The number of actively exploited vulnerabilities surged in 2024, with 768 CVEs identified as exploited in the wild—a 20% increase from the 639 CVEs recorded in 2023. This alarming trend highlights the growing threats posed by cybercriminals targeting unpatched security flaws.
According to VulnCheck, 23.6% of known exploited vulnerabilities (KEVs) were weaponized on or before their public disclosure date. While this marks a slight decline from 2023's 26.8%, it reinforces the urgency of timely patching, as exploitation can occur at any stage in a vulnerability’s lifecycle.
Key Findings from the VulnCheck Report
- 1% of all CVEs published in 2024 were actively exploited, with the number expected to grow as delayed exploitation is uncovered.
- Chinese hacking groups remain a major threat, with 15 out of 60 tracked groups linked to the abuse of at least one of the top 15 routinely exploited vulnerabilities in 2023.

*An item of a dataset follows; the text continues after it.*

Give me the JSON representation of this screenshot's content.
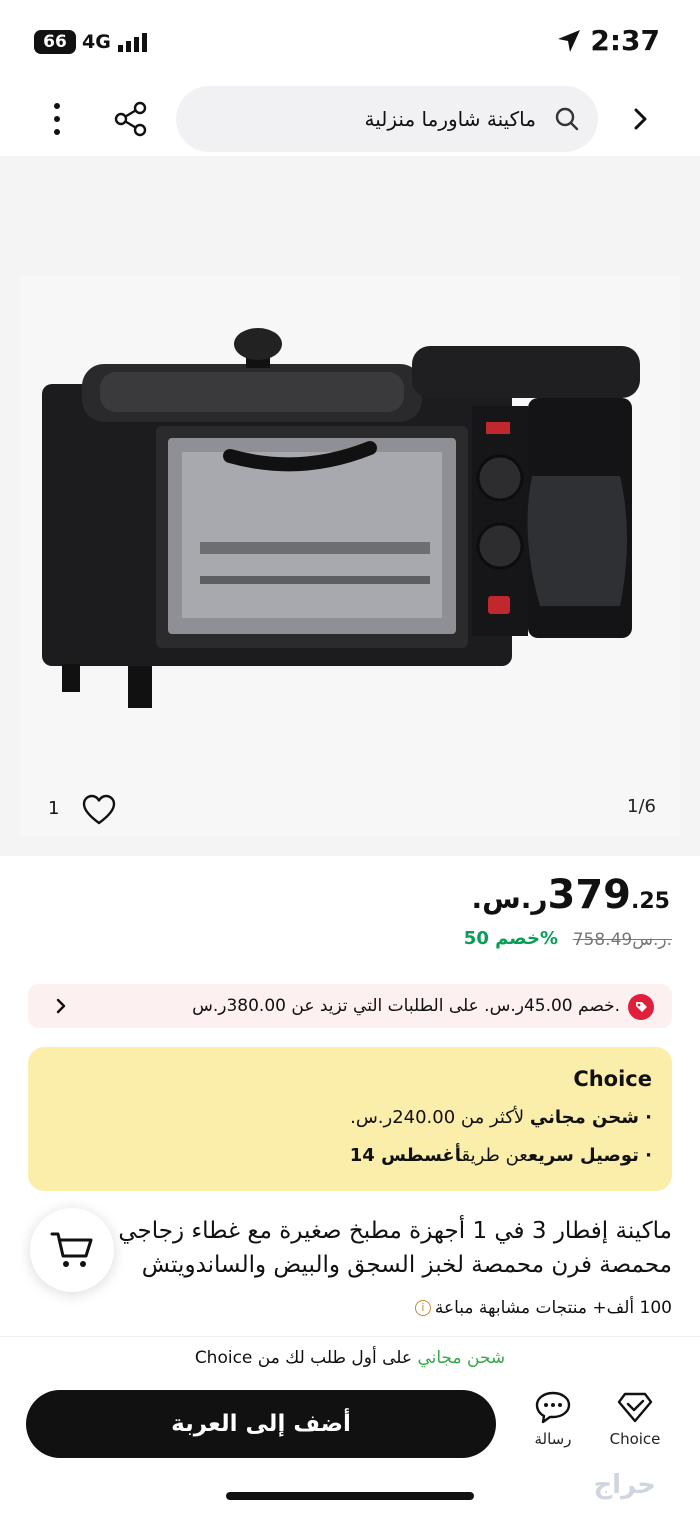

- Log4j (CVE-2021-44228) continues to be a top target, exploited by 31 named threat actors—more than any other CVE.
- 65,245 hosts remain potentially vulnerable to Log4j-related threats.
- An estimated 400,000 internet-exposed systems are at risk due to unpatched flaws in products from Apache, Atlassian, Barracuda, Citrix, Cisco, Fortinet, Microsoft, Progress, PaperCut, and Zoho.
How Organizations Can Reduce Exposure
Cybersecurity experts urge businesses to:
✅ Assess risk exposure to vulnerable technologies.
✅ Enhance visibility into potential security threats.
✅ Implement threat intelligence for proactive defense.
✅ Enforce strong patch management to mitigate risk.
✅ Minimize internet-facing exposure of critical assets.
As cyber threats continue to evolve, organizations must stay ahead with a proactive security strategy to defend against rising vulnerability exploitation trends in 2024 and beyond.